Whether it's the Sherlock Holmes series or the Harry Potter series, Time Warner Inc. (TWX) is killing it at the moment, with revenues getting bigger still with the increased exposure in the mobile platforms. Needless to say, its operating margin of 20.04% is still higher than that of News Corp's (NWSA) 12.5%, Comcast's (CMCSA) 19.2% and Walt Disney's (DIS) 19.67%. Not to mention, its dividend yield of 2.74x is comparatively higher than Viacom's (VIAB) 2.15x and CBS's (CBS) 1.2x. Functionally speaking, Time Warner impressed me.
It shows in the fact that since the last six months, the price of a Time Warner stock has shot up by over 12%.
Technically speaking …
In the recent first quarter report, the company's revenues rose by 4% to $7 billion, which was partly fueled by people's dissatisfaction with Netflix nonetheless. Price can be a factor, remember. While the adjusted operating income went up by 6%, the company is sitting still.
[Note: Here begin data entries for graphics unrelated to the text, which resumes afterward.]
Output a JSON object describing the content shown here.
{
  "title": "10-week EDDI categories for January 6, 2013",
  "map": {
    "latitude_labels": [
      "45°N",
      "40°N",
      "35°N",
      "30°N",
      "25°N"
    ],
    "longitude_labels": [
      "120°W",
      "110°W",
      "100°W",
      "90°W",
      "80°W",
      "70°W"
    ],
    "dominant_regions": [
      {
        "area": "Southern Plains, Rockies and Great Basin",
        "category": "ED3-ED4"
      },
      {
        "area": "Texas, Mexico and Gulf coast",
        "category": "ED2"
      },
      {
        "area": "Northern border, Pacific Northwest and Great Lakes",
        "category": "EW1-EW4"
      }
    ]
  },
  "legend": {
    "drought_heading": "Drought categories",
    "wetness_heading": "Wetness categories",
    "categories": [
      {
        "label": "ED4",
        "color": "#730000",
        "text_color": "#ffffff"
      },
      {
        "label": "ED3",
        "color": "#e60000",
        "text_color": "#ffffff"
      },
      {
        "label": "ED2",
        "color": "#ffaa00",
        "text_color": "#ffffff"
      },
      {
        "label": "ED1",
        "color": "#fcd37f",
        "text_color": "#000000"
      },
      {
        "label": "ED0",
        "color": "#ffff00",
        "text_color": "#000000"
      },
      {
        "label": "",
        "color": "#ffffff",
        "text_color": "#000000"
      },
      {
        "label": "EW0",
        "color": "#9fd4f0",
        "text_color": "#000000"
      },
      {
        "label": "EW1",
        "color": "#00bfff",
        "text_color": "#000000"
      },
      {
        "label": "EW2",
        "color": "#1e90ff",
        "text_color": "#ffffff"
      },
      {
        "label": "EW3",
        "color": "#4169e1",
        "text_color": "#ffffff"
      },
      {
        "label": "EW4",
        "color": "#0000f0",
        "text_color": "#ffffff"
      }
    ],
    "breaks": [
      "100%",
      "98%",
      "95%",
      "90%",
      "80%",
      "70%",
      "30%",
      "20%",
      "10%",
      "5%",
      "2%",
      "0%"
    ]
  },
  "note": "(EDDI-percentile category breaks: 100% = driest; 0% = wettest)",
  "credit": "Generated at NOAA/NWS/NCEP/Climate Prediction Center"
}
It repurchased 24 million shares for $889 million year-to-date through April 27, 2012.
Even in the previous year s annual report, yearly revenues went up to $29 billion in 2011 compared to $26.9 billion in 2010. Even operating income improved by 7%. Looking at the balance sheet, the current ratio lingers around the standard 1.5x margin. And from the cash flow statement, it seems the company is actively utilizing capital for the repurchase of common stocks, not to let capital sit idle on its own!
Drawing a conclusion from the investment reports alone, one can predict stock price rise in the coming few years.
On the business front …
In May 2011, Jeffrey L. Bewkes, CEO and Chairman of Time Warner Inc., took a clever decision of acquiring Flixster, a highly popular movie discovery application company with over 25 million worldwide users per month. The acquisition also includes Rotten Tomatoes, a top website devoted to film reviews, information and news. Under the terms of the deal, Flixster will continue to operate independently and will expand its services beyond movie discovery to enable digital content ownership and delivery across any connected digital device.
With the acquisition of Flixster and the consumer application "Digital Everywhere", I would say that Time Warner group is well on its path to capture the online craze these days and ever-increasing HUGE online market as soon as possible!
If you are looking for value investment, Time Warner might be a good fit for your long-term portfolio.